34.
Ahora se sabía el camino de memoria. Venía de la estación de Lyon, en su bicicleta, y llegaba al Barrio Latino por el Boulevard Saint-Germain, bordeando el Sena. Le gustaba el Sena.
Era la mejor época del otoño, llevaba un vestido ligero y, en una bolsa de tela, en la cesta de su bicicleta, el sobre que Palo le había confiado un mes antes. Había cedido; había decidido entregarlo a pesar de todo. No podía quedárselo solo para vengarse de Palo: estaban en guerra, y quizás la guerra la necesitara. Sabía bien que, en el sobre, las palabras, sin duda anodinas, formaban códigos insospechados que anunciaban un bombardeo, o incluían información de máxima importancia. No llevar aquella carta la convertiría en una traidora y quizás comprometería el curso de las operaciones de la Resistencia. Así que había cedido, pero la próxima vez que Palo viniese, le amenazaría y le pediría llevar a cabo tareas más importantes. Podía hacer mucho más que ese ridículo recado que le habían asignado. Poseía un montón de cualidades, era discreta, fiable, y hasta tenía un arma. Mientras pedaleaba por el Boulevard Saint-Germain se palpó ligeramente la parte alta de su muslo derecho, cubierto por su vestido, allí donde llevaba ceñida la funda con la pequeña pistola que Faron le había entregado.
Kunszer había pasado parte de la tarde mirando la fotografía de su Katia. La había enmarcado, para que no se estropease. Durante todo el día había estado bendiciendo a su pequeña Katia y maldiciendo a los ingleses. Aunque hacía todo lo posible para mantenerse ocupado, en aquel momento se ahogaba dentro de su despacho. Ya no soportaba el Lutetia. Quería salir, caminar un poco. Caminar le sentaría bien. Se dirigió al Boulevard Raspail, y bajó hasta el cruce con Saint-Germain. Se aflojó la corbata, abrió el primer botón de su camisa. Vagó por Saint-Germain a la sombra de los árboles; estaba demasiado abrigado para lo bueno que estaba haciendo aquel septiembre. Sudaba.
Encontró una terraza y se sentó en ella. Tenía sed. Pidió una bebida fría y se dejó llevar contemplando a los paseantes. Pensaba en Katia. Se sentía solo.
Marie acababa de dejar el sobre en el buzón. Una vez cumplido el encargo, montó rápidamente en su bicicleta. Tomó de nuevo el Boulevard Saint-Germain, en dirección a la torre Eiffel. Siempre había gente en el bulevar, era fácil fundirse entre la multitud, tal y como Palo le había dicho.
En la terraza, Kunszer observaba el ajetreo del bulevar.

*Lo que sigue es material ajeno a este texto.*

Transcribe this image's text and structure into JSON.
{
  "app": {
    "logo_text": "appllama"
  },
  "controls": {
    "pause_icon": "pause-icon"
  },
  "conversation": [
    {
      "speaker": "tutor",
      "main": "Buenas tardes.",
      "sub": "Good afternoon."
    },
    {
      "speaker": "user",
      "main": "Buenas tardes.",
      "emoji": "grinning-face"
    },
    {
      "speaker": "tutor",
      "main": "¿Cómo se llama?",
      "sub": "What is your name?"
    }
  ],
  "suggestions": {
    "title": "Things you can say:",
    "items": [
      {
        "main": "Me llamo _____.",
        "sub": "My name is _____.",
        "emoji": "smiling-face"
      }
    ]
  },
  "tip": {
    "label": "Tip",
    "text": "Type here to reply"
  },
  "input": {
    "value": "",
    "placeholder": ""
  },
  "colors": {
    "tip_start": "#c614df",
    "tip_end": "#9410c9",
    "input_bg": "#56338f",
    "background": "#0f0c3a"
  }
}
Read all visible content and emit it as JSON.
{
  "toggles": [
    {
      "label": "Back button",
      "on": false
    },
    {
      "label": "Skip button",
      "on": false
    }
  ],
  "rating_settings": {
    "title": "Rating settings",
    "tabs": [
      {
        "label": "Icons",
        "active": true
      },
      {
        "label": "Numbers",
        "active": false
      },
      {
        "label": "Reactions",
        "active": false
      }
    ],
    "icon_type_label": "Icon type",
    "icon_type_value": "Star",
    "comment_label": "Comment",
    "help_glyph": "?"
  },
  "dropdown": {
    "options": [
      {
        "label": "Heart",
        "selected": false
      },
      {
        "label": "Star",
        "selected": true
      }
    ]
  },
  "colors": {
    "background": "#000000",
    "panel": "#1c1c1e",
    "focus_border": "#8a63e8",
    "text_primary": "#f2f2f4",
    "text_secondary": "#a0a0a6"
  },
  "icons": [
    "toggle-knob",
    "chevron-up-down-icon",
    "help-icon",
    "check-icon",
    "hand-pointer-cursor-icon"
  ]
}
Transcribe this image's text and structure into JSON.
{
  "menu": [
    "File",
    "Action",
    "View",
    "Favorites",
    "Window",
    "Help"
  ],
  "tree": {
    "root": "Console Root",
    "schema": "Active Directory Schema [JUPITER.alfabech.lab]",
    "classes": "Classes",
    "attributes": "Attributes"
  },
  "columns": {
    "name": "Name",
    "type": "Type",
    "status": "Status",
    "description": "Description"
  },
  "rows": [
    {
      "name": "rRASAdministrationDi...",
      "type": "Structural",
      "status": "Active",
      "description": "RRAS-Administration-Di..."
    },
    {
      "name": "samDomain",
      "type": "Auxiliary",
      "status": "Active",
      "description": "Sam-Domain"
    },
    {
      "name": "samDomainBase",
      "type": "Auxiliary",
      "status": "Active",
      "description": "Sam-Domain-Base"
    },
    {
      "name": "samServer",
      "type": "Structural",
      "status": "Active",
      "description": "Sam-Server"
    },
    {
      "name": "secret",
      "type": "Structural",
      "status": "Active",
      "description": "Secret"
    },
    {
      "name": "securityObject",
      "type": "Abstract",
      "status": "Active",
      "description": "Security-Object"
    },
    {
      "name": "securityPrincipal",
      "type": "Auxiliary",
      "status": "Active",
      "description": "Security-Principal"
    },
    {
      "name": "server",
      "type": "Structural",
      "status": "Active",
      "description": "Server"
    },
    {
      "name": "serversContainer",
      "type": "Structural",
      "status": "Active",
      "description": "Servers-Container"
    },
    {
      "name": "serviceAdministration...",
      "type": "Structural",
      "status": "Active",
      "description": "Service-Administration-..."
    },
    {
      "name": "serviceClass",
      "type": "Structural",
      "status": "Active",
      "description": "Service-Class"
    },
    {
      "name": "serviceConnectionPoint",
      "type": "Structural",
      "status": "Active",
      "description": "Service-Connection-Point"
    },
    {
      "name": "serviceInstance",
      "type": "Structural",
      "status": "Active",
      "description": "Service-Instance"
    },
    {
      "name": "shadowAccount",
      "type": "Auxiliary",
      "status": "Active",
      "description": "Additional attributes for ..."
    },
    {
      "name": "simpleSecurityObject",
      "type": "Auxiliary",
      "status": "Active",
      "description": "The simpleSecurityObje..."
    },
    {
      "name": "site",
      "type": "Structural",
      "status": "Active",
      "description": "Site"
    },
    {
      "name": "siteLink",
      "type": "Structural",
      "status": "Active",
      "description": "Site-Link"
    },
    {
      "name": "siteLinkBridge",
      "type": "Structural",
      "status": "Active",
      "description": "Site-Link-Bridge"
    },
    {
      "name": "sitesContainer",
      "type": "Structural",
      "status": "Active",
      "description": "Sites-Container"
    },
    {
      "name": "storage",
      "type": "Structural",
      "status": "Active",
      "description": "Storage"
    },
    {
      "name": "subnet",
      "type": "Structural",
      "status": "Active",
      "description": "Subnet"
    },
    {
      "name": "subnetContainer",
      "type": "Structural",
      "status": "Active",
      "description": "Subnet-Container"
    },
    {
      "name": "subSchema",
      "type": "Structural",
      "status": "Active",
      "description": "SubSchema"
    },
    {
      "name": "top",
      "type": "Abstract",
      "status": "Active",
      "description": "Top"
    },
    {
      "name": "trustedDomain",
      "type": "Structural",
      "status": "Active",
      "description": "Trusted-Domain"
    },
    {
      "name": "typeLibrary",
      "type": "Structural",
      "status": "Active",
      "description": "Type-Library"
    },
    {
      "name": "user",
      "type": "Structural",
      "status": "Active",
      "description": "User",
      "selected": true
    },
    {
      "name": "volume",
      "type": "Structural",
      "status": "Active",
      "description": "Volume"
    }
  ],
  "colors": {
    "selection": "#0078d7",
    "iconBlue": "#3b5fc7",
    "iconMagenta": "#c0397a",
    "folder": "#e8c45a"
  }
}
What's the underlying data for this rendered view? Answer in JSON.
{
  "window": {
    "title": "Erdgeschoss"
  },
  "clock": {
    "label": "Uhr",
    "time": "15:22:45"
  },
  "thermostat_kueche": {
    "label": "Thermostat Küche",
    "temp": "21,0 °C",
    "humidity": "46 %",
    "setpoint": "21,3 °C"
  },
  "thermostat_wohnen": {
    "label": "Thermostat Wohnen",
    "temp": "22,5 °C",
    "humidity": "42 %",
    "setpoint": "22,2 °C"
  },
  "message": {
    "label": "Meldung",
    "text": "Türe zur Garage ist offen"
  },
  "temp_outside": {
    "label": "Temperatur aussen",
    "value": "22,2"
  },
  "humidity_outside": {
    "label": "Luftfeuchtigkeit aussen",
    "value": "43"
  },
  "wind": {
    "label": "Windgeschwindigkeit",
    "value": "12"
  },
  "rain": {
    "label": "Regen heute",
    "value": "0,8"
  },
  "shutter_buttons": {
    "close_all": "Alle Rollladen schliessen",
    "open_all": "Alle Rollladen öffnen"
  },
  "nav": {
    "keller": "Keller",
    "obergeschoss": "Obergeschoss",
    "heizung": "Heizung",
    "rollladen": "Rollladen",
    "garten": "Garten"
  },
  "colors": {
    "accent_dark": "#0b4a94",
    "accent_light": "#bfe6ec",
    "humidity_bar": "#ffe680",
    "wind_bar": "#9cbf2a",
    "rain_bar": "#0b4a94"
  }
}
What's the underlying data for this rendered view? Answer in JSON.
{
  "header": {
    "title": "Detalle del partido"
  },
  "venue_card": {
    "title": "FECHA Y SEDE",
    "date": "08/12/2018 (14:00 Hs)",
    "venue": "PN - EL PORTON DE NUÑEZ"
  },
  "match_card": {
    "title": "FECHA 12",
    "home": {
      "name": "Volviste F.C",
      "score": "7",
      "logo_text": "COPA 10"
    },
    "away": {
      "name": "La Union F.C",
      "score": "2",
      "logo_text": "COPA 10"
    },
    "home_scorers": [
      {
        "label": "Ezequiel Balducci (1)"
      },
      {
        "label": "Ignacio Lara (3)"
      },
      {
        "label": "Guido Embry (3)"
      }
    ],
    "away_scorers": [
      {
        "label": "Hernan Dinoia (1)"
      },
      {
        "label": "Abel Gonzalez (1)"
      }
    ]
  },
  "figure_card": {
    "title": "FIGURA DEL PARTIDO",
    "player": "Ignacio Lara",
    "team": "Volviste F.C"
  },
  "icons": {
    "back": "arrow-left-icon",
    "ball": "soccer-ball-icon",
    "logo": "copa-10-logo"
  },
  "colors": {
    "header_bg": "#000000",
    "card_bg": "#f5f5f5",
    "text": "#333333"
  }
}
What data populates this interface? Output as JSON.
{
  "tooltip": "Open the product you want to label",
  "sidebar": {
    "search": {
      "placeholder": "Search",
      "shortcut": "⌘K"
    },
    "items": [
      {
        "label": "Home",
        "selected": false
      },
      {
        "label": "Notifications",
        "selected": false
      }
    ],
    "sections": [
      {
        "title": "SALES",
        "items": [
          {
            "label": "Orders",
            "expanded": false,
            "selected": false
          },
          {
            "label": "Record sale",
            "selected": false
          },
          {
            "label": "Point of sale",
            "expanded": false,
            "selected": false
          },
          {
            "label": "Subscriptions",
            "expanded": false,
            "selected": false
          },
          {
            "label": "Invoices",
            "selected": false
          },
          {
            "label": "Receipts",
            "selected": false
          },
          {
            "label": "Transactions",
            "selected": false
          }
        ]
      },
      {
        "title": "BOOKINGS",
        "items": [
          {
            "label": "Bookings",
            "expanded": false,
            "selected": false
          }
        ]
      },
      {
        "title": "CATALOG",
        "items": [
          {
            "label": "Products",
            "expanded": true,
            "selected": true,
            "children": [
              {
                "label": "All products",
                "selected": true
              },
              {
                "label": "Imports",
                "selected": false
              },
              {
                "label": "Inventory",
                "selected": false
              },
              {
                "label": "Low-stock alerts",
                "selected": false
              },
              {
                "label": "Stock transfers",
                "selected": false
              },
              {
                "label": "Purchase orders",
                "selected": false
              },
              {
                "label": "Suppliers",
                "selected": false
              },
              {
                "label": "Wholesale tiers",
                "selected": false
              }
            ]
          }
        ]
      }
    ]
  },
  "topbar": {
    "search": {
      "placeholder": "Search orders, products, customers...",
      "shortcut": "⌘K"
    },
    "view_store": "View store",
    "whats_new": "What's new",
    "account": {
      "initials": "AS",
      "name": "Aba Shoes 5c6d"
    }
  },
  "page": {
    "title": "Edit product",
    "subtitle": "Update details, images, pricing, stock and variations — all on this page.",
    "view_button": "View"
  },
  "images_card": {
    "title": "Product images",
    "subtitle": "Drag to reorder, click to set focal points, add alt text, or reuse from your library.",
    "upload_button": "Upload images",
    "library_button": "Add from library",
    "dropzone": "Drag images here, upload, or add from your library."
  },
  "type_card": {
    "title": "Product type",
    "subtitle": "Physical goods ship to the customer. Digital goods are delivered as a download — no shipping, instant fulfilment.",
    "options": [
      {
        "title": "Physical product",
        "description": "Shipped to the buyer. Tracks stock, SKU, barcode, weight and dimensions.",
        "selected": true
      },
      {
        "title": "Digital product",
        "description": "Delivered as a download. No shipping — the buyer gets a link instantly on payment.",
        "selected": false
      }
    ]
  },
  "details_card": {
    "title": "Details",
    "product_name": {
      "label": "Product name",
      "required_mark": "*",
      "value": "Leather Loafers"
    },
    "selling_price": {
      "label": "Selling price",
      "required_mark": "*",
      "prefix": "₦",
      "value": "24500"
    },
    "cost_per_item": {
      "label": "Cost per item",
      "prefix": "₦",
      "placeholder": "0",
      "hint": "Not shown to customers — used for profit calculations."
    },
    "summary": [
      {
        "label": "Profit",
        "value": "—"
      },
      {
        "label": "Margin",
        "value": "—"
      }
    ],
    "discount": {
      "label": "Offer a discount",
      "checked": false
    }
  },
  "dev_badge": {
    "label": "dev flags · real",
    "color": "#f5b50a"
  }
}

Era una buena distracción. Ante él pasó una joven muy guapa, en bicicleta. Tendría quizás unos veinticinco años, se parecía a Katia. Kunszer sintió cómo su corazón se aceleraba, latía con más fuerza; tenía ganas de correr tras ella, ganas de amarla, aunque solo fuese para olvidar a su Katia. Hablaba francés sin el menor acento, podía abordarla. Ella nunca sabría que era un asqueroso alemán. Podrían ir juntos al cine. Tenía ganas de sentirse atractivo de nuevo. Se levantó de su silla, quería conocer a esa joven francesa.
Un viento ligero atravesó entonces el bulevar. Apenas hizo estremecerse las hojas de los plátanos. Pero unido al impulso de la bicicleta, levantó por una fracción de segundo el vestido de Marie. Y Kunszer, que no había dejado de mirar a la joven, vio entonces el cañón de un arma.